One of the greatest mistakes we make in our spiritual journeys, is wearing the degrading labels that others would affix to us. We allow their snap judgements and drive-by evaluations to stick. In the face of our far less-informed critics, we so easily forget our roads, doubt our experiences, and second guess our own hearts.

Resist these temptations at every turn, dear friend. They are the stuff devils are made of.

The truth is, Jesus is the only one qualified to verify your Christian testimony; not Jesus as translated by someone else, not Jesus as passed through another’s theological filter, not Jesus constructed from a few isolated Scripture verses tagged onto their opinions.

That’s the beauty of your spirituality—it belongs to you alone.

It is the sum total of your life, your study, your experiences, your relationships, your private prayers, and the things God has revealed to you alone. It is outside the jurisdiction of other people. They don’t get a say. They don’t get to determine your devotion to Jesus. They get to shut up and worry about the redwood plank in their own eye.

The air-quoters want you to feel that your pursuit of God is less intelligent, less authentic, less real, and less relevant than their own, and when you refuse to do so—they lose their minds. When you ignore them, they implode.

Here the good news: Jesus alone defines your Christianity; not a stranger, not a social media friend, and not a bitter Pharisee with a Twitter account and control issues. Never be defined by someone who knows less about you than you do—which turns out to be a pretty extensive list.

The next time anyone tries to cheapen your religious convictions with air quotes, sarcastic remarks, or outright insults, realize that this says far more about them than it will ever say about you. Remember how unqualified they are to comment on the path that you’re on. You keep walking your road and resting in what your heart knows and what your eyes have seen.

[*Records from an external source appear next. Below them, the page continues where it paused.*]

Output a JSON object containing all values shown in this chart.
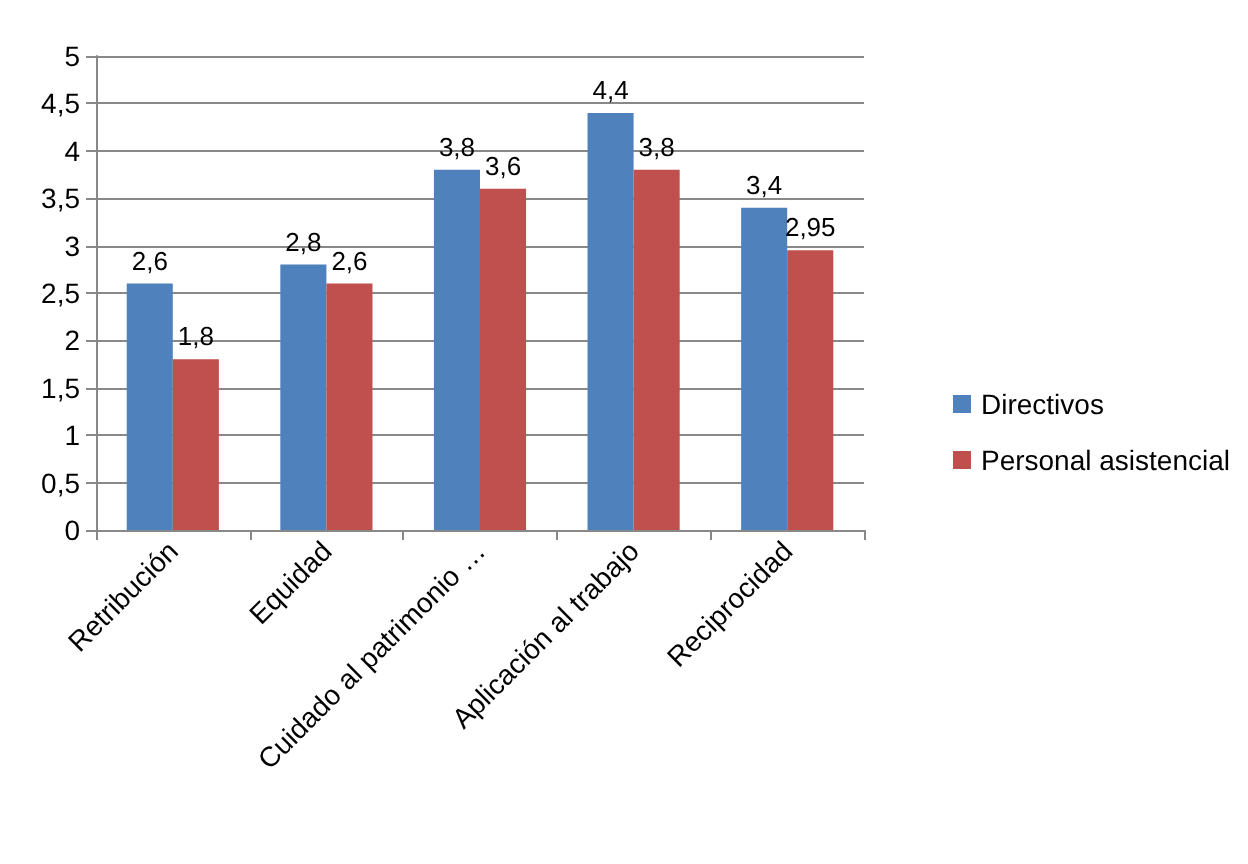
{
  "chart_data": {
    "type": "bar",
    "categories": [
      "Retribución",
      "Equidad",
      "Cuidado al patrimonio …",
      "Aplicación al trabajo",
      "Reciprocidad"
    ],
    "series": [
      {
        "name": "Directivos",
        "color": "#4f81bd",
        "values": [
          2.6,
          2.8,
          3.8,
          4.4,
          3.4
        ],
        "value_labels": [
          "2,6",
          "2,8",
          "3,8",
          "4,4",
          "3,4"
        ]
      },
      {
        "name": "Personal asistencial",
        "color": "#c0504d",
        "values": [
          1.8,
          2.6,
          3.6,
          3.8,
          2.95
        ],
        "value_labels": [
          "1,8",
          "2,6",
          "3,6",
          "3,8",
          "2,95"
        ]
      }
    ],
    "ylim": [
      0,
      5
    ],
    "yticks": [
      0,
      {
        "value": 0.5,
        "label": "0,5"
      },
      1,
      {
        "value": 1.5,
        "label": "1,5"
      },
      2,
      {
        "value": 2.5,
        "label": "2,5"
      },
      3,
      {
        "value": 3.5,
        "label": "3,5"
      },
      4,
      {
        "value": 4.5,
        "label": "4,5"
      },
      5
    ],
    "grid": true,
    "legend": "right"
  }
}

Your faith is your sole property.

As for the air-quoters: bless their “hearts”.

Original article is here or click the image below:

john pavlovitz stuff that needs to be said

2 thoughts on “When Another Christian Calls You a “Christian”

  1. This is such a good article. Having left the organized church because I felt led out of it because I do not think this is what Jesus meant by church, I certainly get a lot of people questioning me and my faith. I agree we should be concerned about others and keep them in prayer, but we do not need to question them and force our way ways on them. It seems many christians are more concerned about proving their way of thought and point out what they feel is wrong about another’s belief rather than let each be responsible for themselves. The Holy Spirit is our teacher and we each have the Spirit within us, so there is no need to be forcing our views on anyone else. God is able to lead each of us in the way he has for us, even if it is on a different path.